Wszyscy kochają Barbie
Młodzieniec ze szpiczastymi uszami i rozczochranymi, jasnymi włosami popatrzył na wyświetlacz telefonu, po czym wyłączył budzik. Była 6:20. W ten poniedziałkowy ranek nie chciało mu się wstać jeszcze bardziej niż w pozostałe dni tygodnia. Jeszcze pięć minut, pomyślał. Podciągnął kołdrę w małe różowe serduszka za szyję i zamknął swoje niebieskie jak bezchmurne niebo oczy.
W pokoju jak zwykle panował wielki bałagan. Obok łóżka na podłodze leżał rzeźbiony, drewniany łuk i kołczan ze strzałami, zielony plecak, wymięte koszulki i brudne skarpetki. Na dywanie rozłożone były rozmaite kartki i zeszyty. Słychać było tylko bębniące w szybę krople deszczu. Wydawałoby się, że nic nie może przerwać tej ciszy i spokoju. Jednak, z hukiem trzaskając drzwiami do pokoju wparował Thranduil.
- Wstawaj synu! - krzyknął ze złością. - Masz dzisiaj lekcje!
- Jeszcze chwilę - jęknął zaspany Legolas, po czym mrużąc oczy przekręcił się na drugi bok.

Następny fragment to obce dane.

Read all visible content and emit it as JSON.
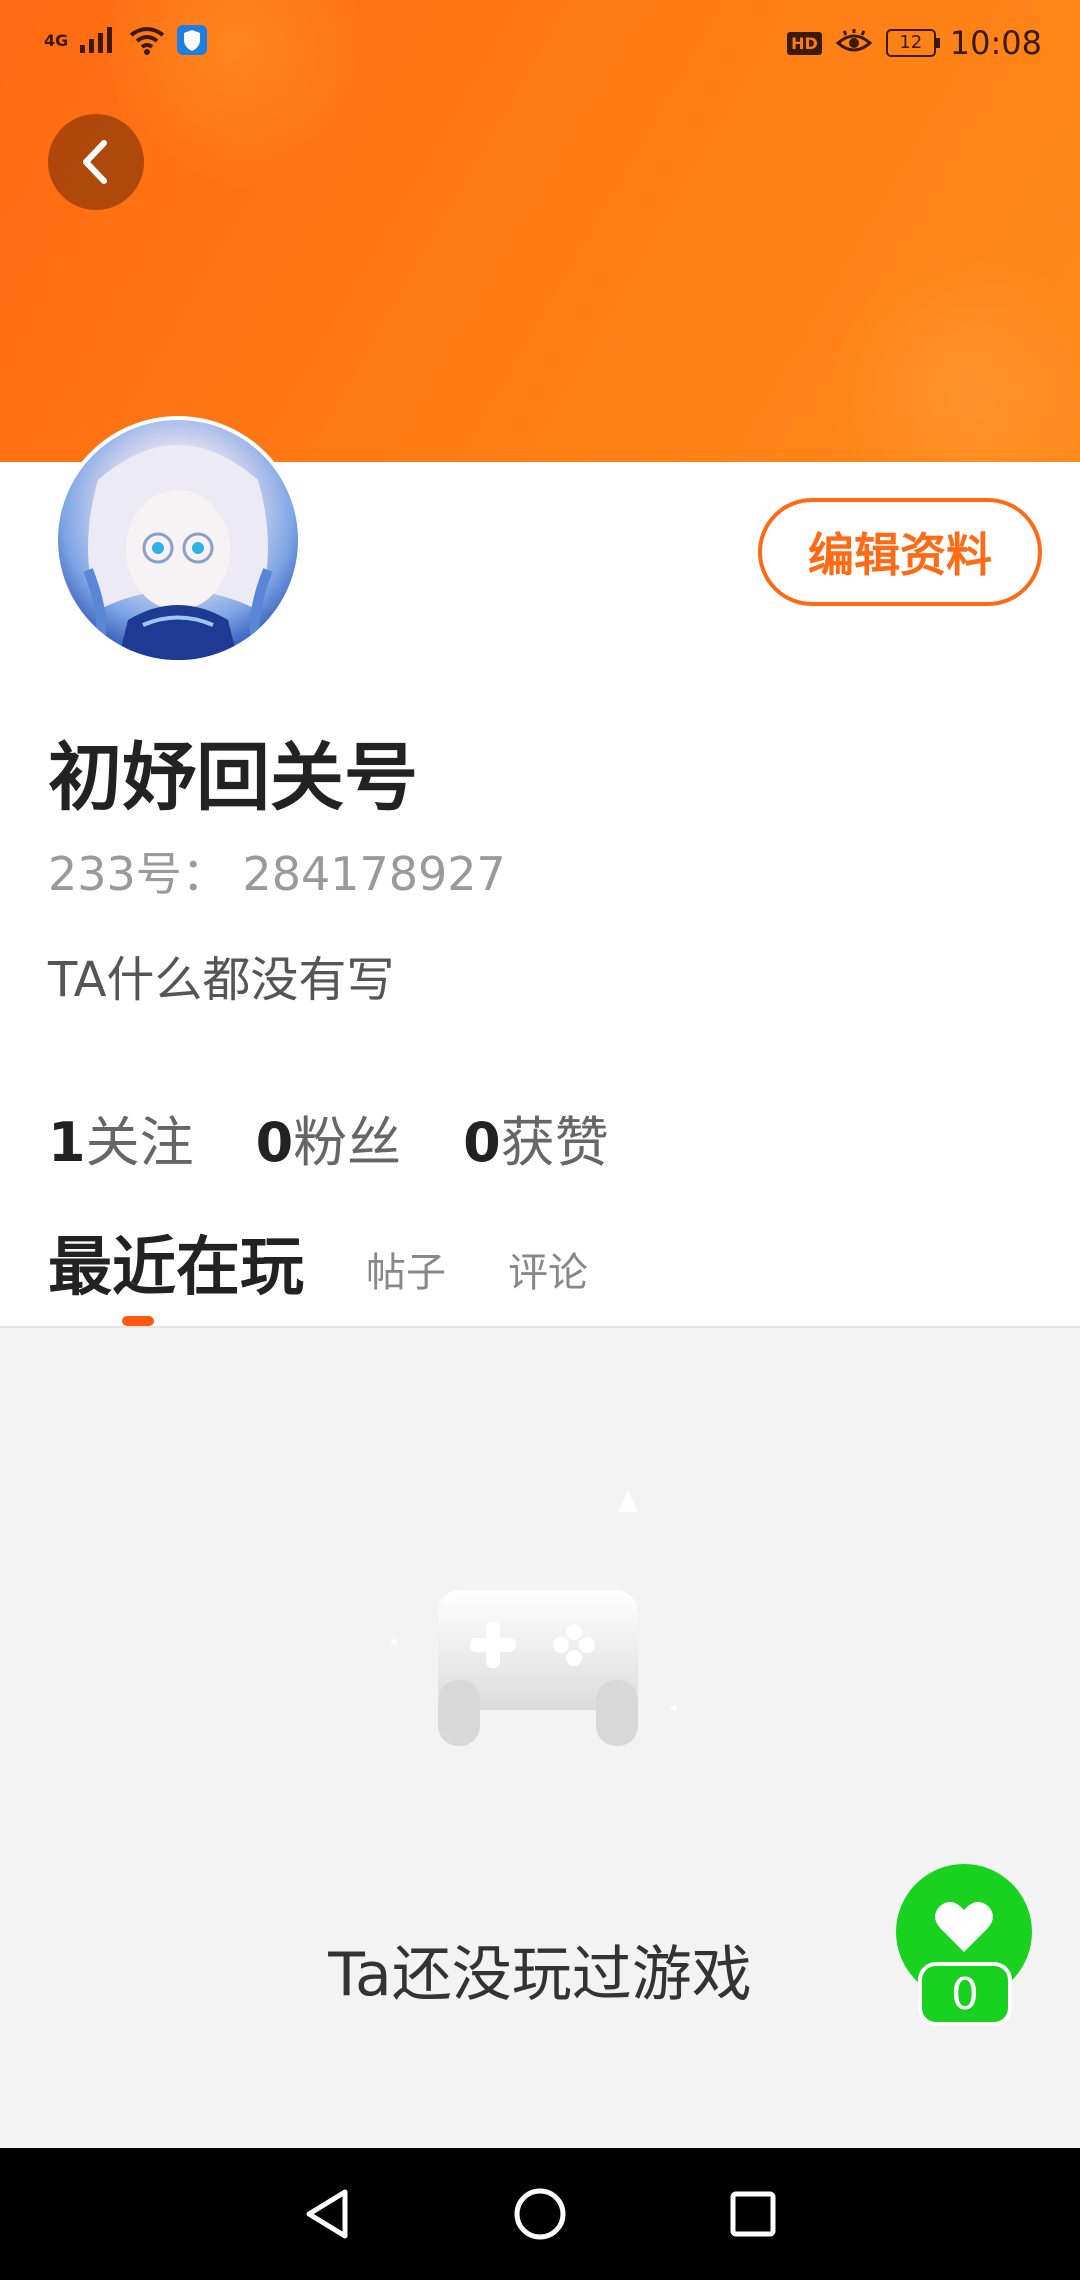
{
  "statusbar": {
    "network": "4G",
    "hd_badge": "HD",
    "battery": "12",
    "time": "10:08"
  },
  "profile": {
    "edit_button": "编辑资料",
    "name": "初妤回关号",
    "uid": "233号： 284178927",
    "bio": "TA什么都没有写"
  },
  "stats": [
    {
      "num": "1",
      "label": "关注"
    },
    {
      "num": "0",
      "label": "粉丝"
    },
    {
      "num": "0",
      "label": "获赞"
    }
  ],
  "tabs": {
    "active": "最近在玩",
    "posts": "帖子",
    "comments": "评论"
  },
  "empty": {
    "message": "Ta还没玩过游戏",
    "icon": "gamepad-icon"
  },
  "like": {
    "count": "0",
    "icon": "heart-icon"
  },
  "colors": {
    "accent": "#ff6a14",
    "like_green": "#19d11f"
  }
}
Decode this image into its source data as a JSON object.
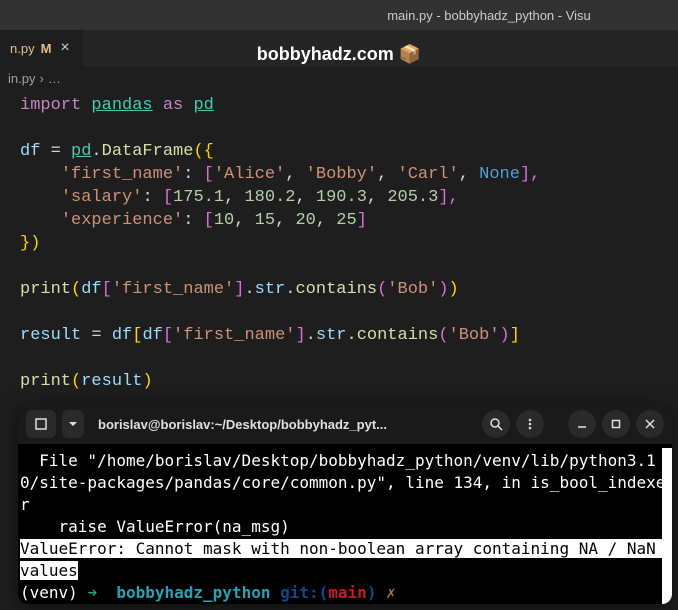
{
  "window": {
    "title": "main.py - bobbyhadz_python - Visu"
  },
  "tab": {
    "filename": "n.py",
    "modified_marker": "M",
    "close_label": "×"
  },
  "watermark": {
    "text": "bobbyhadz.com 📦"
  },
  "breadcrumb": {
    "file": "in.py",
    "separator": "›",
    "ellipsis": "…"
  },
  "code": {
    "l1": {
      "import": "import",
      "pandas": "pandas",
      "as": "as",
      "pd": "pd"
    },
    "l3": {
      "df": "df",
      "eq": "=",
      "pd": "pd",
      "dot": ".",
      "DataFrame": "DataFrame",
      "open": "({"
    },
    "l4": {
      "key": "'first_name'",
      "colon": ":",
      "open": "[",
      "v1": "'Alice'",
      "v2": "'Bobby'",
      "v3": "'Carl'",
      "none": "None",
      "close": "],",
      "c": ","
    },
    "l5": {
      "key": "'salary'",
      "colon": ":",
      "open": "[",
      "v1": "175.1",
      "v2": "180.2",
      "v3": "190.3",
      "v4": "205.3",
      "close": "],",
      "c": ","
    },
    "l6": {
      "key": "'experience'",
      "colon": ":",
      "open": "[",
      "v1": "10",
      "v2": "15",
      "v3": "20",
      "v4": "25",
      "close": "]",
      "c": ","
    },
    "l7": {
      "close": "})"
    },
    "l9": {
      "print": "print",
      "open": "(",
      "df": "df",
      "b1": "[",
      "key": "'first_name'",
      "b2": "]",
      "dot": ".",
      "str": "str",
      "dot2": ".",
      "contains": "contains",
      "p1": "(",
      "arg": "'Bob'",
      "p2": ")",
      "close": ")"
    },
    "l11": {
      "result": "result",
      "eq": "=",
      "df": "df",
      "b1": "[",
      "df2": "df",
      "b2": "[",
      "key": "'first_name'",
      "b3": "]",
      "dot": ".",
      "str": "str",
      "dot2": ".",
      "contains": "contains",
      "p1": "(",
      "arg": "'Bob'",
      "p2": ")",
      "b4": "]"
    },
    "l13": {
      "print": "print",
      "open": "(",
      "result": "result",
      "close": ")"
    }
  },
  "terminal": {
    "title": "borislav@borislav:~/Desktop/bobbyhadz_pyt...",
    "traceback": "  File \"/home/borislav/Desktop/bobbyhadz_python/venv/lib/python3.10/site-packages/pandas/core/common.py\", line 134, in is_bool_indexer\n    raise ValueError(na_msg)",
    "error": "ValueError: Cannot mask with non-boolean array containing NA / NaN values",
    "prompt": {
      "venv": "(venv)",
      "arrow": "➜",
      "dir": "bobbyhadz_python",
      "git": "git:(",
      "branch": "main",
      "gitclose": ")",
      "dirty": "✗"
    }
  }
}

- Jest już 6:55! Spóźnię się przez ciebie do pracy - ojciec elfa był szefem dużej firmy kosmetycznej Mroczny Połysk Lasu i bardzo nie lubił się do niej spóźniać, co ostatnio przez podwożenie syna do szkoły często mu się zdarzało. - Nie! Nie zawiozę cię dzisiaj, musisz sam pojechać autobusem!
- Ale tato - syn próbował się bronić, jednak mężczyzna zerwał z niego kołdrę.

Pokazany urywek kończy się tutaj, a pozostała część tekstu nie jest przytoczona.